とりあえず、誰も居ない店内の真ん中にある椅子に座り。ヴィクトルと店主を交互に見ながらも恐る恐るノアが椅子に座り、ヴィクトルもイリスの隣に座る。
「……おい。」
「私も今日、朝確信した。……ヴィクと一緒。アルドリックの部下でしょ、あの人。」
「…………副隊長様だよ。」
「……まさかまた君の顔が見れるとは思っていなかったよ、ヴィク坊。
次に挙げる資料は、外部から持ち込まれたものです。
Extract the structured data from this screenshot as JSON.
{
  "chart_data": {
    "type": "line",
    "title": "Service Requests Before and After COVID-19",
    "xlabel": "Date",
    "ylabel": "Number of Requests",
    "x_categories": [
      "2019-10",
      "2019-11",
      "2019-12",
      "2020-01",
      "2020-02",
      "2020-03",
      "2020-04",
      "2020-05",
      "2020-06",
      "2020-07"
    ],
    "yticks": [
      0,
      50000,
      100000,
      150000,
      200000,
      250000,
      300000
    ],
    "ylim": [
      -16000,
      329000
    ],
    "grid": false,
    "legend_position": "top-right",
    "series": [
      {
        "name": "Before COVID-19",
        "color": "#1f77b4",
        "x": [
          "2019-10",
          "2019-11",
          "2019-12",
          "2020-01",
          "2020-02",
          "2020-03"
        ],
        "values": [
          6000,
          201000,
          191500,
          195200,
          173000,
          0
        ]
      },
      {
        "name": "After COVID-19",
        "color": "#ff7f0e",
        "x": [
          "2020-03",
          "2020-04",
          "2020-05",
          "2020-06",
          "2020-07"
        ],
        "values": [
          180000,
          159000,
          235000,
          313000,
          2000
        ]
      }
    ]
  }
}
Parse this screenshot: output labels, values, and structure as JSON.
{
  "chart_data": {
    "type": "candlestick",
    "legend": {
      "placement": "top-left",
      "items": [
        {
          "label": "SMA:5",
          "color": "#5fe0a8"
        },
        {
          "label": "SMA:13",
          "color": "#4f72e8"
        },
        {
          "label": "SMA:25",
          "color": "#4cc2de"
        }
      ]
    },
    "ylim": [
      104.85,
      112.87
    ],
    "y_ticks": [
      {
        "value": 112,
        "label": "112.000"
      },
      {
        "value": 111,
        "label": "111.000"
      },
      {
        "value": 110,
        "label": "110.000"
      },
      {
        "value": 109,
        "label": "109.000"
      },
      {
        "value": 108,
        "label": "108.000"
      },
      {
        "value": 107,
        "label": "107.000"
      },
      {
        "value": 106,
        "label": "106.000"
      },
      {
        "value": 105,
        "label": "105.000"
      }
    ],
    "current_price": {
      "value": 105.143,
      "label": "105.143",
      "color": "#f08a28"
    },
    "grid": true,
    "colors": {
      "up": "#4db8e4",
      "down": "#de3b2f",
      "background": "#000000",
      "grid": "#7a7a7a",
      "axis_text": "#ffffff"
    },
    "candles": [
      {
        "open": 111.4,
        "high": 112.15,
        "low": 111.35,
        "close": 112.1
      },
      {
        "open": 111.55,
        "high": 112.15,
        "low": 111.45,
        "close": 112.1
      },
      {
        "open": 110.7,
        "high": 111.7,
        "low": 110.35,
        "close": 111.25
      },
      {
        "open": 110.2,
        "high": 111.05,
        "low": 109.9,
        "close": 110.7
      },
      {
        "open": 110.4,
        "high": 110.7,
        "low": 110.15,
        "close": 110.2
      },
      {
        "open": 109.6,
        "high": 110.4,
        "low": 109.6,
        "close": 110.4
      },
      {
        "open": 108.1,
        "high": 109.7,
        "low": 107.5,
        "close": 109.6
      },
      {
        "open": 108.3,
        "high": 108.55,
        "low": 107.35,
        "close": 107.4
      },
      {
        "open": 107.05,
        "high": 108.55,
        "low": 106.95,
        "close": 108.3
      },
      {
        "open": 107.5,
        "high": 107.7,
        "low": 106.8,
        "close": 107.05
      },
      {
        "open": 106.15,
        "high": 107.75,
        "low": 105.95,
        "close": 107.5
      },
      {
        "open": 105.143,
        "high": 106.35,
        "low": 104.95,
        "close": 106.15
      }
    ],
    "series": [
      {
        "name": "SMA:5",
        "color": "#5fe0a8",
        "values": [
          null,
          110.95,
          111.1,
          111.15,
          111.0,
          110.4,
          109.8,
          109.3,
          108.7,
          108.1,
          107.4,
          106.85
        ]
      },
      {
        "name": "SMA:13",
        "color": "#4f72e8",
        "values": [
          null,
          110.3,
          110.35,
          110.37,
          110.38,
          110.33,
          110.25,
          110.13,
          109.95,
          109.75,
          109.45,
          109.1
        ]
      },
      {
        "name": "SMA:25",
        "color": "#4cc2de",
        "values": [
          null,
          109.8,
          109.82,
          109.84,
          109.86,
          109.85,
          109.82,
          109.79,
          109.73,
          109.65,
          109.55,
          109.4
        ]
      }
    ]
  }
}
」
「それはこっちも一緒だよ、ズィルバー元副隊長。こんなとこで……しかも、まだやっぱり生きてやがったのか。」
「それはお互い様さ、ヴィク坊。しかし……そう、か。ならやはり、此方のお嬢さんはヴォルカ特務官だったんだな。」
「……今度、アルドリックにも来いって言っとく。」
「心から楽しみにしております。それでは……皆様、宜しければオーダーをいただければ。」
「これ。」
「……じゃあ、俺はこれで。」
「お、俺はこれでお願いします!」
「承りました。しばしお待ちくださいませ。」
「……ヴィク。あの人、ズィルバー……何?」
「ズィルバー・シュトゥルム。俺が所属してた黑薙隊がまだ現役だった頃、アルドリックの隣に唯一立てたもう1人のバケモンだよ。」